In that post about Richard Dawkins and Karen Armstrong a week or so ago, I mentioned that Dawkins appears not to grasp the idea of creatio ex nihilo, creation from nothing. More precisely, he appears not to grasp the idea of nothing. This seems to be true of quite a number of scientists and materialists. It is a common pattern in the polemics of materialists attempting to refute the idea of a creator God to push the conceptual chain of causality back to some really, really, really fundamental entity, stop there, and declare victory. In Bertrand Russel’s day it was the atom, but that didn’t hold up for long; sometimes, considering the huge number of subatomic particles discovered since then, one wonders if atoms can really be said to exist at all.
But no entity is nothing. I’ve never read Stephen Hawking’s famous Brief History of Time, so I’m not sure where I got this, but I read somewhere that he considered the hypothesis of a creator unnecessary because “a quantum fluctuation in the void” would be sufficient to set in motion the processes that resulted in the Big Bang and everything that followed from it, including you and me. I’ve since become aware that this phrase seems to have become a standard (or at least very popular) materialist explanation for the existence of the cosmos. Google it, and you’ll see what I mean. Here are a few representative items: A Wikipedia article on the vacuum state
As best I can figure from sampling a few such links, certain really really elementary particles are always appearing and disappearing: “According to quantum mechanics, the vacuum state is not truly empty but instead contains fleeting electromagnetic waves and particles that pop into and out of existence” (from that Wikipedia article).
I don’t know anything of modern physics past a few elementary concepts (though I hope one day to read some of the books that attempt to explain it to the untrained). And I find it hard to believe that something which is apparent to me should escape the notice of Stephen Hawking. But it seems to need pointing out that everything mentioned in these discussions—fleeting electronic waves, for instance—is something, not nothing. There are events, which are not nothing, and in order for there to be events there must be some sort of space-time, however bizarrely contracted and distorted it may be in some postulated pre-cosmic state. And if there’s one concept that even slightly educated people like me can’t miss in modern physics, it’s that space and time are not nothing. Even a purely empty space, which apparently does not exist, is not nothing.
It really seems that these scientists and their followers have not truly grasped the idea that nothing means non-existence. Not “existence in a really strange and incomprehensibly small and imperceptible mode,” but non-existence.
There’s nothing you can say about the attributes of nothing, because it isn’t there.
It has no behavior, it does not fluctuate, because it isn’t there.
It does not provide a field in which events can occur, because it isn’t there.
Nothing means nothing—no energy, no particles, no space-time, no physical processes, not even any physical laws. Nothing. When Catholics say that God created from nothing, this is the nothing we mean. Not the hardly-anything, but the not-at-all.
The “popping in and out of existence” of certain particles seems to describe a transition from energy to matter, although I’m not clear about that.

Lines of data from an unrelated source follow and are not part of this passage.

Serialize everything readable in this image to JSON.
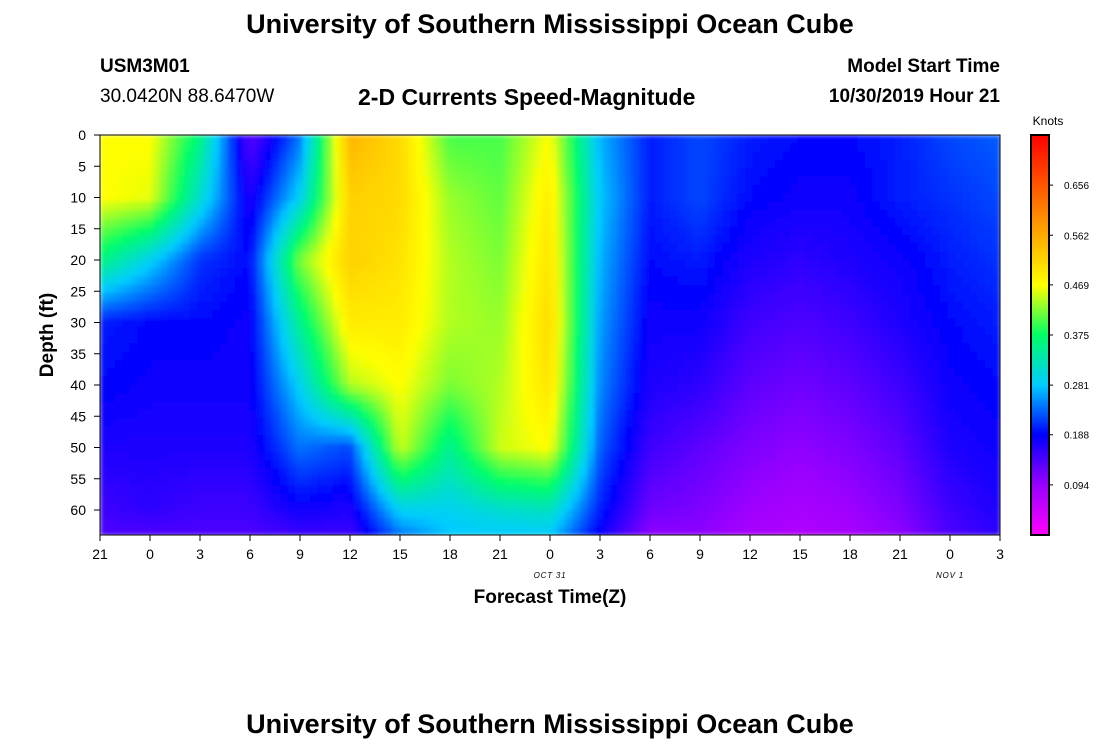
{
  "page": {
    "title_top": "University of Southern Mississippi Ocean Cube",
    "title_bottom": "University of Southern Mississippi Ocean Cube",
    "station_id": "USM3M01",
    "station_coords": "30.0420N 88.6470W",
    "product_title": "2-D Currents Speed-Magnitude",
    "model_start_label": "Model Start Time",
    "model_start_value": "10/30/2019 Hour 21"
  },
  "colors": {
    "background": "#ffffff",
    "text": "#000000",
    "colormap": [
      "#ff00ff",
      "#9900ff",
      "#0000ff",
      "#00ccff",
      "#00ff66",
      "#ffff00",
      "#ffaa00",
      "#ff5500",
      "#ff0000"
    ]
  },
  "chart_data": {
    "type": "heatmap",
    "xlabel": "Forecast Time(Z)",
    "ylabel": "Depth (ft)",
    "x_tick_labels": [
      "21",
      "0",
      "3",
      "6",
      "9",
      "12",
      "15",
      "18",
      "21",
      "0",
      "3",
      "6",
      "9",
      "12",
      "15",
      "18",
      "21",
      "0",
      "3"
    ],
    "x_date_labels": [
      {
        "label": "OCT 31",
        "hour_index": 9
      },
      {
        "label": "NOV 1",
        "hour_index": 17
      }
    ],
    "y_ticks": [
      0,
      5,
      10,
      15,
      20,
      25,
      30,
      35,
      40,
      45,
      50,
      55,
      60
    ],
    "ylim": [
      0,
      64
    ],
    "colorbar": {
      "unit": "Knots",
      "ticks": [
        "0.656",
        "0.562",
        "0.469",
        "0.375",
        "0.281",
        "0.188",
        "0.094"
      ],
      "range": [
        0,
        0.75
      ]
    },
    "time_hours": [
      0,
      3,
      6,
      9,
      12,
      15,
      18,
      21,
      24,
      27,
      30,
      33,
      36,
      39,
      42,
      45,
      48,
      51,
      54
    ],
    "depth_samples_ft": [
      0,
      10,
      20,
      30,
      40,
      50,
      60,
      64
    ],
    "speed_knots": [
      [
        0.47,
        0.47,
        0.36,
        0.2,
        0.19,
        0.17,
        0.15,
        0.14
      ],
      [
        0.47,
        0.46,
        0.29,
        0.19,
        0.18,
        0.17,
        0.16,
        0.14
      ],
      [
        0.36,
        0.31,
        0.21,
        0.19,
        0.18,
        0.17,
        0.15,
        0.14
      ],
      [
        0.13,
        0.17,
        0.19,
        0.18,
        0.18,
        0.17,
        0.15,
        0.14
      ],
      [
        0.24,
        0.29,
        0.42,
        0.35,
        0.29,
        0.24,
        0.18,
        0.15
      ],
      [
        0.55,
        0.52,
        0.52,
        0.49,
        0.44,
        0.22,
        0.17,
        0.15
      ],
      [
        0.51,
        0.51,
        0.5,
        0.49,
        0.47,
        0.45,
        0.29,
        0.24
      ],
      [
        0.4,
        0.43,
        0.44,
        0.44,
        0.42,
        0.35,
        0.29,
        0.28
      ],
      [
        0.4,
        0.41,
        0.42,
        0.43,
        0.44,
        0.45,
        0.31,
        0.28
      ],
      [
        0.47,
        0.49,
        0.5,
        0.51,
        0.5,
        0.47,
        0.32,
        0.28
      ],
      [
        0.27,
        0.28,
        0.27,
        0.26,
        0.25,
        0.23,
        0.2,
        0.18
      ],
      [
        0.2,
        0.2,
        0.19,
        0.18,
        0.17,
        0.15,
        0.12,
        0.1
      ],
      [
        0.22,
        0.22,
        0.2,
        0.18,
        0.16,
        0.13,
        0.11,
        0.1
      ],
      [
        0.2,
        0.19,
        0.17,
        0.15,
        0.13,
        0.11,
        0.09,
        0.08
      ],
      [
        0.19,
        0.18,
        0.16,
        0.14,
        0.12,
        0.1,
        0.08,
        0.07
      ],
      [
        0.19,
        0.18,
        0.17,
        0.15,
        0.13,
        0.11,
        0.09,
        0.08
      ],
      [
        0.2,
        0.2,
        0.18,
        0.17,
        0.15,
        0.13,
        0.11,
        0.1
      ],
      [
        0.22,
        0.21,
        0.2,
        0.19,
        0.18,
        0.17,
        0.15,
        0.14
      ],
      [
        0.23,
        0.22,
        0.21,
        0.2,
        0.19,
        0.18,
        0.17,
        0.16
      ]
    ]
  }
}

But supposing it doesn’t, supposing that the idea is that they truly come into existence from nothing, and setting aside the fact that the environment in which they exist is something, one would still come up against the same old riddle. To stop there is to say that the seed explains the plant, and no further questions need be asked.

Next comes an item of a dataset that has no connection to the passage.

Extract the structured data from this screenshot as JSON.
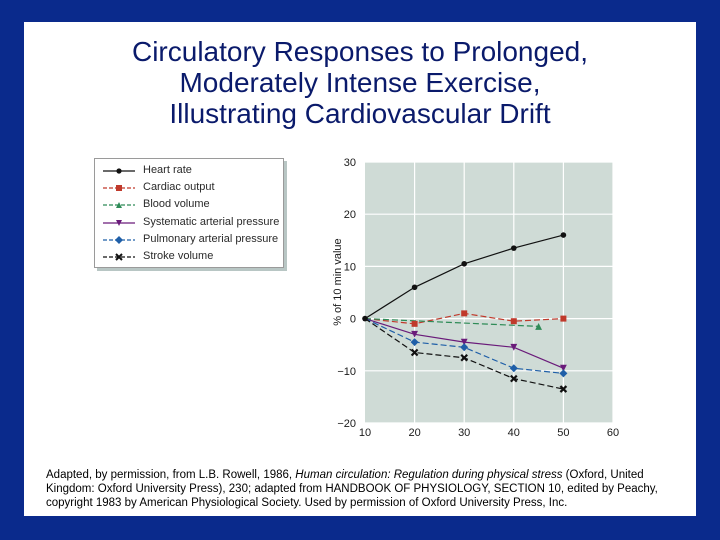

If you want to stop at the concept of the quantum fluctuation and ask no more questions, if you want to say it’s all just there and there’s no point in inquiring any further, I can respect that. It’s an honorable and honest position. But don’t claim to have solved the problem when you’ve only pushed it back another step. And don’t say it’s we who are reluctant to ask the probing questions.
The Catholic faith does not, contrary to atheist imaginings, shrink from asking the question of where God came from, of who made God. It is the question that leads us to the idea of the self-existent, of the God Who Is, who is not a being but Being itself. The one who asks it leaves physical science behind for philosophy, and in considering the answer he goes yet further, from philosophy to contemplation and worship. Here, he recognizes, is the Ultimate, that which we all seek, that which is, at last and entirely, worthy of the human desire to worship.